I applied yesterday, at which point the screen greeted me by name and informed me that administrative approval would take a day or two. Now them's fightin' words. I know intellectually that "administrative approval" is a gate-keeping function, the cyber equivalent of paperwork--and bells go off in my head are about inclusion and exclusion, and power that someone else has, and being on the outside wanting in.

This morning I go to the site, where I am again greeted by name but discover that I cannot make a blog entry, so I must not have been approved yet. I see that Joe Blow left a note for Jane Doe. "Interesting," I think, "I can at least keep up till I'm able to post." Not. Jane Doe's site is private because I don't have administrative approval. I know it's "yet," but it still stung and the kid in me thinks, "How come they get to play and I don't?"

Yesterday the emails had begun flying back and forth through our regular channels, the pros and cons of the new site and what risks the changes it entails might be. I felt myself get caught up in the not knowing and how it reverberated with less successful incidents in the past, incidents both personal and corporate, and started to fire off my own impassioned, editorially slanted plea for information.

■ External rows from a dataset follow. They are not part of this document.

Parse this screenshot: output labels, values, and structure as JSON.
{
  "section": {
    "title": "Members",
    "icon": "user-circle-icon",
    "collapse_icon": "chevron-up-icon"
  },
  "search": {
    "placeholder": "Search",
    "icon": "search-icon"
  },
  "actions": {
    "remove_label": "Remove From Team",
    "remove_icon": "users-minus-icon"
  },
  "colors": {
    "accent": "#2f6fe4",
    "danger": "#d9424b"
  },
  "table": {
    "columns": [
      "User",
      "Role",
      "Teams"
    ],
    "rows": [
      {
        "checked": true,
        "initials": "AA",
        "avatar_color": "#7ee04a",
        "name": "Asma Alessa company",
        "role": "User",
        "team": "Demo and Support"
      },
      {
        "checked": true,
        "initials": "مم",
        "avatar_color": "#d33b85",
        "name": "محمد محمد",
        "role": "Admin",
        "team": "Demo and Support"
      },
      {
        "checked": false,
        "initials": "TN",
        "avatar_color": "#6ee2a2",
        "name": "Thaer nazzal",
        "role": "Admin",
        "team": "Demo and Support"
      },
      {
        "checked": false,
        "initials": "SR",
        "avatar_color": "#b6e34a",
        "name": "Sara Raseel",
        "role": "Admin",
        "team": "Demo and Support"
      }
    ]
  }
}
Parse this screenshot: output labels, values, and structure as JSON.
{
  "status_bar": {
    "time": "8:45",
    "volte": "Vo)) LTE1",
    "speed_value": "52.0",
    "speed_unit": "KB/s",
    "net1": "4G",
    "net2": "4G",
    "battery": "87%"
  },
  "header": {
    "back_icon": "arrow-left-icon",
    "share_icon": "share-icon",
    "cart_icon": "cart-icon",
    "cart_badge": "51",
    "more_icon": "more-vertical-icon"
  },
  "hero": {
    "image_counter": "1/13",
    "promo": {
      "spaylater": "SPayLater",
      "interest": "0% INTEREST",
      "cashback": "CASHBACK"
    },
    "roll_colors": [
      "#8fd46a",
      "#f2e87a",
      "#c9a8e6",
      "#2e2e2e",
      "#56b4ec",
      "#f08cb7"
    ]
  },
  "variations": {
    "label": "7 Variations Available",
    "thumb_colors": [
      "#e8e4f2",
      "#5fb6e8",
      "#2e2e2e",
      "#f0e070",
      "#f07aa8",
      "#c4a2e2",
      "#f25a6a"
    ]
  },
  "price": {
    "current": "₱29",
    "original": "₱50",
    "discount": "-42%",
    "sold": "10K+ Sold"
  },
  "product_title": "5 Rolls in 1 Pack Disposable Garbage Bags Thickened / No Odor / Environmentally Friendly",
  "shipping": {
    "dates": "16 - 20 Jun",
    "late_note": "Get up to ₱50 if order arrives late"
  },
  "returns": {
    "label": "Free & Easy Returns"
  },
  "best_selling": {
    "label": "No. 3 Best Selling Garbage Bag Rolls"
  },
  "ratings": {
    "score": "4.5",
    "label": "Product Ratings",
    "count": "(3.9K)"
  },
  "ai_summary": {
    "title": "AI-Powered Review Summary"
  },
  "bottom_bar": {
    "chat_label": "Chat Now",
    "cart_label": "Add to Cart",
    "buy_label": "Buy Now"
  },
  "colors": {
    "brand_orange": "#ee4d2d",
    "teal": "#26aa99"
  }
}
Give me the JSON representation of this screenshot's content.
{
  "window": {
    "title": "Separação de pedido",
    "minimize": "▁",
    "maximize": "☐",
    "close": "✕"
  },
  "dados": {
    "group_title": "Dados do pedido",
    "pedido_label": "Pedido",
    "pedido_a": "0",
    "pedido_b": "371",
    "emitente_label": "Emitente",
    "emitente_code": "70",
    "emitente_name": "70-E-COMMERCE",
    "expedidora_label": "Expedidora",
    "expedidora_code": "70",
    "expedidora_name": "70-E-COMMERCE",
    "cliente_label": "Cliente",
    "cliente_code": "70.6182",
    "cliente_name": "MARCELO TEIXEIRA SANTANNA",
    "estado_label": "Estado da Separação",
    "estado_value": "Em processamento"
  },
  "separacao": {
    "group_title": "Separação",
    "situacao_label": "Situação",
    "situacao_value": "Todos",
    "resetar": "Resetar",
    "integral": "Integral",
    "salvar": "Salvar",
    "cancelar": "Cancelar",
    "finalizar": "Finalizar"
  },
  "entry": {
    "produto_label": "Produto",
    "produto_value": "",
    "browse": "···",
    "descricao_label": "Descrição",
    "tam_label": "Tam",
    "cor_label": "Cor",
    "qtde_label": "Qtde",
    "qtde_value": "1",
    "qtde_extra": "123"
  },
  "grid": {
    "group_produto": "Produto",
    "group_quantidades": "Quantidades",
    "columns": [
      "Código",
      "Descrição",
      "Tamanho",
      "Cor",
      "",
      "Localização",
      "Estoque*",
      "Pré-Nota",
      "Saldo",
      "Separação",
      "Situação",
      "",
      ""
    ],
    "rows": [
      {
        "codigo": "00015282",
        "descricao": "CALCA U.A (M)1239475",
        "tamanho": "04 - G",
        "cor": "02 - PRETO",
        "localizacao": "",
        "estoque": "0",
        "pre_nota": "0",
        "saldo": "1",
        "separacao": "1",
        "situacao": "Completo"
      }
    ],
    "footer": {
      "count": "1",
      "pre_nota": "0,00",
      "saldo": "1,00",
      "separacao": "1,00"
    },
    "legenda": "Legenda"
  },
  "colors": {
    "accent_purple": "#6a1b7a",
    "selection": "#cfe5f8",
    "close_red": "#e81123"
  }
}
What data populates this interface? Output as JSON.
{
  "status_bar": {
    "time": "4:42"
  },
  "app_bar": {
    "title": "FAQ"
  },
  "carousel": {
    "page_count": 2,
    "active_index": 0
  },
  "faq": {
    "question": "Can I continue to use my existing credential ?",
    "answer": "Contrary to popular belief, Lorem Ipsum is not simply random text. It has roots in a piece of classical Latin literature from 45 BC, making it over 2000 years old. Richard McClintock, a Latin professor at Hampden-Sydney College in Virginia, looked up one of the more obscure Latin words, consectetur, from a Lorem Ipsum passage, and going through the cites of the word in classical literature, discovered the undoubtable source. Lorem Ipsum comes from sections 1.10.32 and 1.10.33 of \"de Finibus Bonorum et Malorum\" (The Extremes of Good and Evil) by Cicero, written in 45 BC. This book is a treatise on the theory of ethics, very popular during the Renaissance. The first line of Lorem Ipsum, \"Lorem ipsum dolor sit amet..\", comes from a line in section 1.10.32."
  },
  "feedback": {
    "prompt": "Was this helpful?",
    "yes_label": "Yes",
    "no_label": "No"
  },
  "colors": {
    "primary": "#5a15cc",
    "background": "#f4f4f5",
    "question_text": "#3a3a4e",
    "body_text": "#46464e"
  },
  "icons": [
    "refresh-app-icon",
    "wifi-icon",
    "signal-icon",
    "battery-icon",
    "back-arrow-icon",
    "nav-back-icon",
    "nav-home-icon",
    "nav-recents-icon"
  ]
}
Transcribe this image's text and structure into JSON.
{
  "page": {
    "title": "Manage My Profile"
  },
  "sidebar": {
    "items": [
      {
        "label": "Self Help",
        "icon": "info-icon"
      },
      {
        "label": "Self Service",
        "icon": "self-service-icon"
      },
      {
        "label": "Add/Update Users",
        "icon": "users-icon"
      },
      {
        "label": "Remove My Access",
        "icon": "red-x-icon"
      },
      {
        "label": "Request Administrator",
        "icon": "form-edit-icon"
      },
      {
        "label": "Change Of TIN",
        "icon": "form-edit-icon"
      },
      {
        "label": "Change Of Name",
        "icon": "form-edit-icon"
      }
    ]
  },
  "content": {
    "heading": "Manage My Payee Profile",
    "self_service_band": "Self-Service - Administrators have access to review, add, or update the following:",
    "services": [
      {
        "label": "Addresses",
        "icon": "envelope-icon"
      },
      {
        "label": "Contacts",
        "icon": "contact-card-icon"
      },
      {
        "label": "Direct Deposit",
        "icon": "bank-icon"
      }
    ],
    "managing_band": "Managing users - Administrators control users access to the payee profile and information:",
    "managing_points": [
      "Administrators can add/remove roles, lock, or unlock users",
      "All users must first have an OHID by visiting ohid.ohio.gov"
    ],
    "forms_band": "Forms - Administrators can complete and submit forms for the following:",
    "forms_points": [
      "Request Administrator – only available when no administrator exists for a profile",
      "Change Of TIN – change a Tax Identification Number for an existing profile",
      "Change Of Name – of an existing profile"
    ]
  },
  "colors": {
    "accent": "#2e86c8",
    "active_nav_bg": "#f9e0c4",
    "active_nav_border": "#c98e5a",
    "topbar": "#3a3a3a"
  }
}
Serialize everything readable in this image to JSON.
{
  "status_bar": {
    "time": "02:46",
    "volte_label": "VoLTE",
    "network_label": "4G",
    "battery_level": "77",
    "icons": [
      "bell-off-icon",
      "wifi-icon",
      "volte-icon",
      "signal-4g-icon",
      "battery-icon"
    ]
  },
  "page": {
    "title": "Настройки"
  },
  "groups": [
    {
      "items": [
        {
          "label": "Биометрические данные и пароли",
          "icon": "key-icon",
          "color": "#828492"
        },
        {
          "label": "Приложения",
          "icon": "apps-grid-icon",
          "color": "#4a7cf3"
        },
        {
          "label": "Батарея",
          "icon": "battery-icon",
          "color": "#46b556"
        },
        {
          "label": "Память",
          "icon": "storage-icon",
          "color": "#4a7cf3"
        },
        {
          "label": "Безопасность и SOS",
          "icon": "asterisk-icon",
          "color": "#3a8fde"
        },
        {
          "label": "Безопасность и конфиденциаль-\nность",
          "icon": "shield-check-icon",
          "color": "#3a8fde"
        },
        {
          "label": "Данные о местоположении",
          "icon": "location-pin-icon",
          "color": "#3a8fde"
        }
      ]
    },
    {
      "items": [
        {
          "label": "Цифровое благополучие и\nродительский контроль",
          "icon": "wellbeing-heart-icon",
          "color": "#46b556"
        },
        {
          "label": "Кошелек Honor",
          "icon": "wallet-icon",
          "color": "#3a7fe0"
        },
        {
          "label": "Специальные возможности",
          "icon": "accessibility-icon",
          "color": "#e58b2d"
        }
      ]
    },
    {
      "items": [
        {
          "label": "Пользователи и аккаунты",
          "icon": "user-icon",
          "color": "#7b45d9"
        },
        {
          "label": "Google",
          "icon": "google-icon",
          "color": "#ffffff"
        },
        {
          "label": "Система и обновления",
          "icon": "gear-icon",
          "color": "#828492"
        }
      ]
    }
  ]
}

Then I did something radical. I picked up the telephone and called someone who would know what was going on and found out directly what was involved--the history of the new site, why we were changing some long-standing approaches, the potential it offered for the life of our community. Everything made sense. I could and did sign on. I wanted to play, and I didn't want to wait.

And maybe I can have a little bit more bemused affection for the part of myself who so quickly feels left out, who is so certain that the "other kids" are going to get the good stuff first, and there'll never be a place for me.